A study last year found that while 36% of businesses back up their data entirely, the same number take no action at all, but the stakes are simply too high to ignore the issue, warns Austen Clark, of managed services provider Clark Integrated Technologies.


Mr Clark said: “We are living in a data-driven society and data is crucial to the smooth running of any business.

“As such, backing up data is an essential security measure in today’s computing world. The rise in ransomware attacks which effectively take data hostage from business is just one example of how data loss can happen. An attack can have financial implications and can cost hundreds or thousands of pounds to businesses.

“Data has gained intrinsic value, either in the staff time needed to generate it or in its relevance to your clients.
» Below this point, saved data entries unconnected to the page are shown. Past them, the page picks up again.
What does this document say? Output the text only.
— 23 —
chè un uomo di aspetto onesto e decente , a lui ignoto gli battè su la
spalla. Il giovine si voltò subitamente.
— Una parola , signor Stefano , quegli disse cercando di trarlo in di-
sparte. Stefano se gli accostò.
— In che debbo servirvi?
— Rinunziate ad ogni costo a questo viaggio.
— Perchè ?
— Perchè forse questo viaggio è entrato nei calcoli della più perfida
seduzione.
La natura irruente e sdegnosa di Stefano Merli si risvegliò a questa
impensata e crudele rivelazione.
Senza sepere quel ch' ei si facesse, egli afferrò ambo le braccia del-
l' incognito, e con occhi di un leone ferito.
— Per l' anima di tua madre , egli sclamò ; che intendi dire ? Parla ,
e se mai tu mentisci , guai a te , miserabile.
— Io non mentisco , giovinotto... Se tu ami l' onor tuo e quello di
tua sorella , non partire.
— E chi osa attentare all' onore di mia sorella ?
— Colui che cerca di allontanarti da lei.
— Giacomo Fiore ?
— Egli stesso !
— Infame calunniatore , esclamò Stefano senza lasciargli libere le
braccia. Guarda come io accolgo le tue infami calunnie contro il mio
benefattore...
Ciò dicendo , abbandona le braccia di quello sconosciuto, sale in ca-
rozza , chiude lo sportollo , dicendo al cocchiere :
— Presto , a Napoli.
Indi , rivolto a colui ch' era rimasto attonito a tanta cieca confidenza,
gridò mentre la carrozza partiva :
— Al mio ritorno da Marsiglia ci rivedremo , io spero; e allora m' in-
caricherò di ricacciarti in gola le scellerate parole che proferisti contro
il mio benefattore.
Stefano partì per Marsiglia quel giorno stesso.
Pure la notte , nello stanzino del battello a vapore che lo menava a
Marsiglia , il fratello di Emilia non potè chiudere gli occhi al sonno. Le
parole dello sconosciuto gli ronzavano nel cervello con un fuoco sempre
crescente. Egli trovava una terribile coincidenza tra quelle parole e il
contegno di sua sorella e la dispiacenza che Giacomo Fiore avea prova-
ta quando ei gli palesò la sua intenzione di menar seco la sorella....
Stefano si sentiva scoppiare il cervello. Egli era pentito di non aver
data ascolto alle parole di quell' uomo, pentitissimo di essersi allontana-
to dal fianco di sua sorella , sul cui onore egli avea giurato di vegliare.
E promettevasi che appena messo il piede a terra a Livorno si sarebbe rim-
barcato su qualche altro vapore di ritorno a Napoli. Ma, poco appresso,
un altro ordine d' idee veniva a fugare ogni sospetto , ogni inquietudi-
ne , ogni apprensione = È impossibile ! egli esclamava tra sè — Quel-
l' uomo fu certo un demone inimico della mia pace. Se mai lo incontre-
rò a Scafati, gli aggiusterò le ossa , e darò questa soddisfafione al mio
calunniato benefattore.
Data loss, both accidental and due to theft, costs millions of pounds to businesses every year.”

World Backup Day today seeks to make everyone aware about the increasing role of data in their lives and the importance of regular backups. 

Mr Clark has become a leading voice in highlighting dangers that cybercrime poses not just to multi-national names that hit the headlines when a breach is exposed but to small and medium enterprises (SMEs) and has spoken on the subject at a number of leading business security conferences.

Mr Clark said: “The internet brings vast opportunities but with that comes risks and every single day businesses face cyber attacks, with attempts to steal information and money, or disrupt business. It is increasingly important to manage these risks to take advantage of the internet whilst protecting your business.

“Businesses must focus on protecting data and standardisation and use independent advisers to manage their interests. If a business does become the victim of hacking, it’s important to dissect a breach after it has occurred as this can help understand how to prevent it from happening again. However, like most things, prevention is so much better than cure.”